I wrote a review a while back for Green Spot Blue (a literary and parenting online magazine) around a series of new counting primers for children that use classic literature. They are called BabyLit Books and they are by Jennifer Adams and illustrated by Alison Oliver. Here is the beginning of my original review.
This doesn’t happen often to me…
When I found these books I immediately had to have them for my daughter for Christmas. Yes, my daughter was only 8-months old at the time so I was being a little too ridiculous in my excitement as I frantically visited book Web site after book Web site trying to find a local store that had copies on their shelves. The idea of these books inspired me to that great an extent that when I finally found copies and had them held it at the front desk, I breathed a sigh of relief.

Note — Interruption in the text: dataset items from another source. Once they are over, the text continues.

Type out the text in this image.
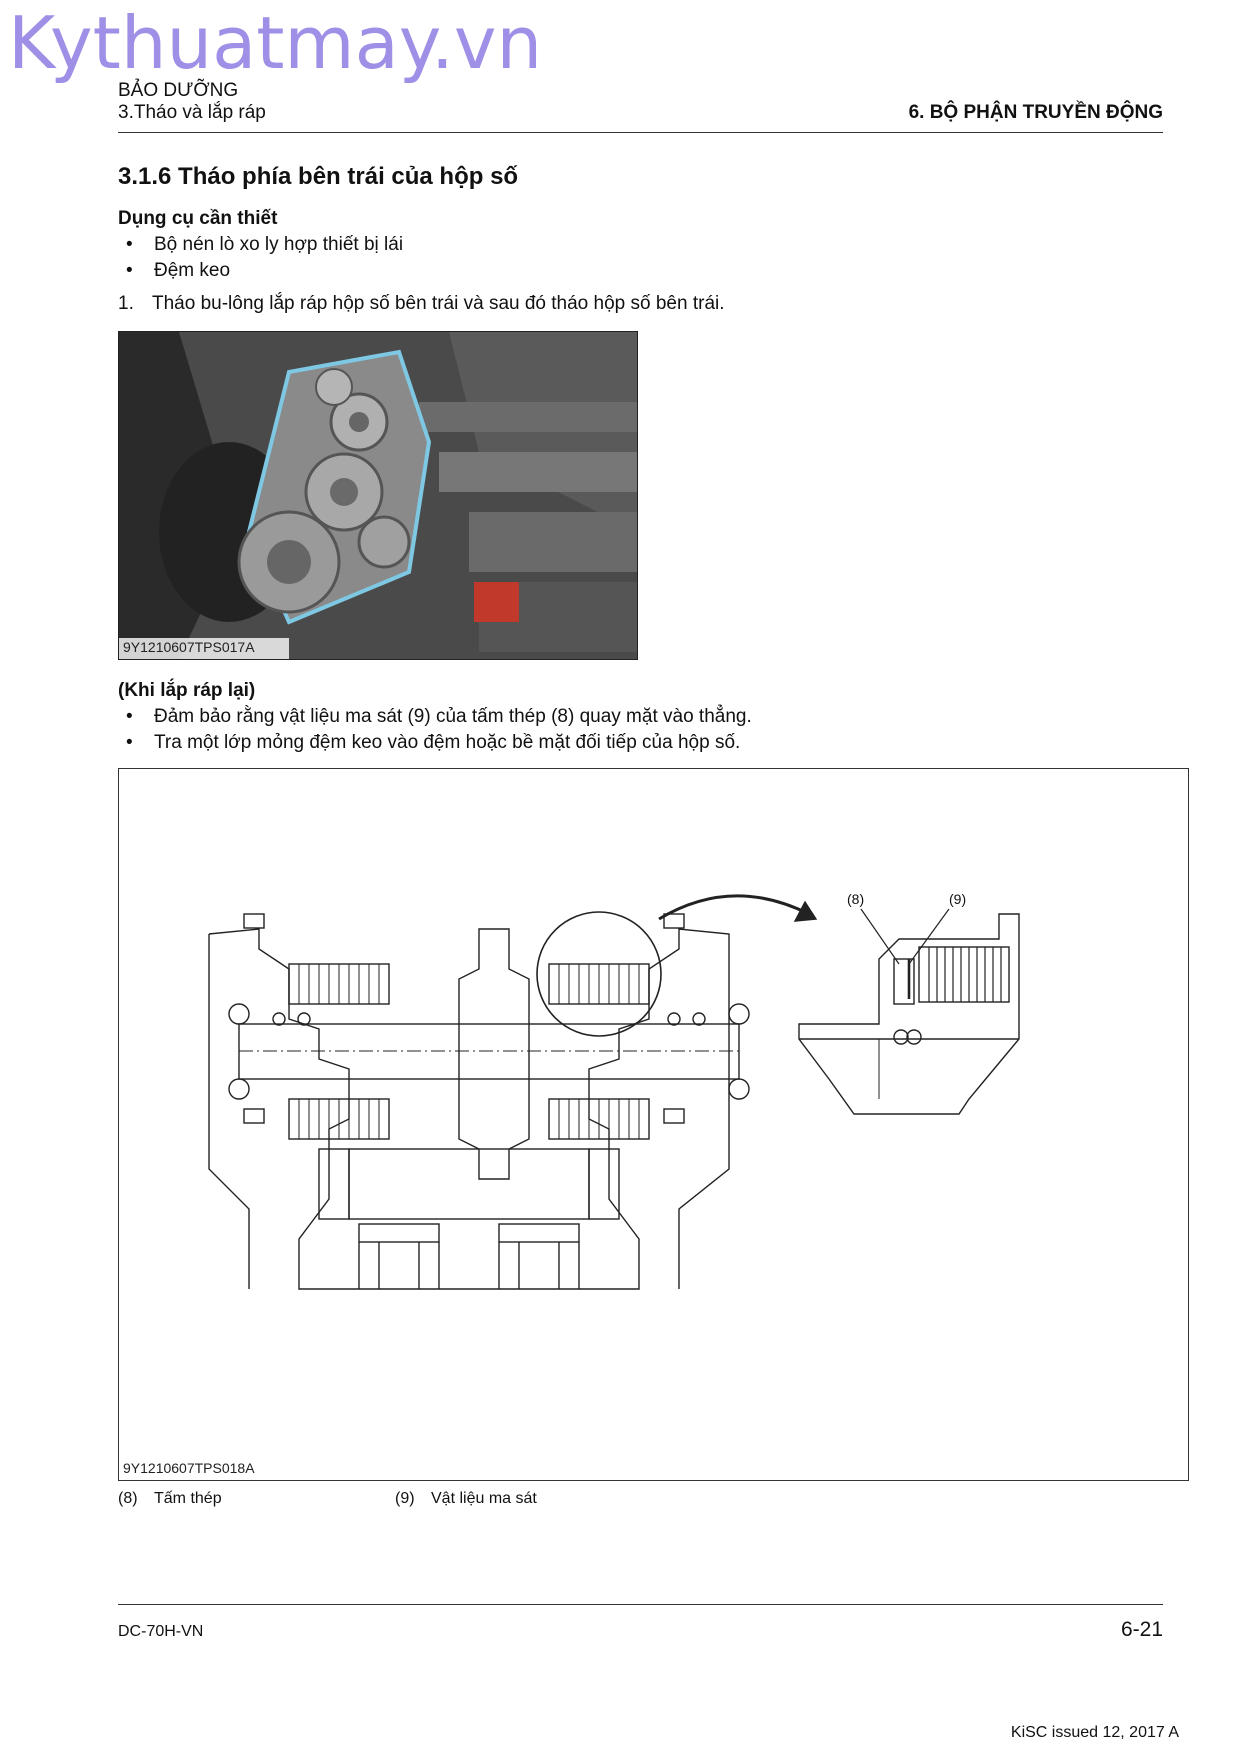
Kythuatmay.vn
BẢO DƯỠNG
3.Tháo và lắp ráp	6. BỘ PHẬN TRUYỀN ĐỘNG
3.1.6 Tháo phía bên trái của hộp số
Dụng cụ cần thiết
• Bộ nén lò xo ly hợp thiết bị lái
• Đệm keo
1. Tháo bu-lông lắp ráp hộp số bên trái và sau đó tháo hộp số bên trái.
9Y1210607TPS017A
(Khi lắp ráp lại)
• Đảm bảo rằng vật liệu ma sát (9) của tấm thép (8) quay mặt vào thẳng.
• Tra một lớp mỏng đệm keo vào đệm hoặc bề mặt đối tiếp của hộp số.
(8)	(9)
9Y1210607TPS018A
(8) Tấm thép	(9) Vật liệu ma sát
DC-70H-VN	6-21
KiSC issued 12, 2017 A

See, I had to give my daughter her first copy of Pride & Prejudice … Of course, this new version I found is only about counting to ten.
BabyLit Books by Jennifer Adams, with wonderful illustrations by Alison Oliver, is a new series of hard books for young children using great literature as a template for counting instruction. There are two books out in the series at this time. Little Master Shakespeare’s Romeo & Juliet and Little Miss Austen’s Pride & Prejudice .
I love the idea behind these books and the illustrations are very charming. They are also filled with subtle humor for both the well-read reader and the newbie.
You can read the rest of the review here. However I would like to add this postscript to the original review:
I have recently purchased for my daughter their newest addition, Jane Eyre and I have to say I am pretty disappointed. While it is cool to say my baby is reading Jane Eyre, the choices that Adams made for counting are pretty weak (Seriously, she counts trees… Trees!); almost making me wonder if she bothered to reread Jane Eyre before writing it, as compared to simply watching it on TV. So my overall review of this series of books is if you (or one of your expecting friends) is the literary/reading type they are fun to buy, but don’t expect more than the illusion that your baby/toddler has a mini-classic library.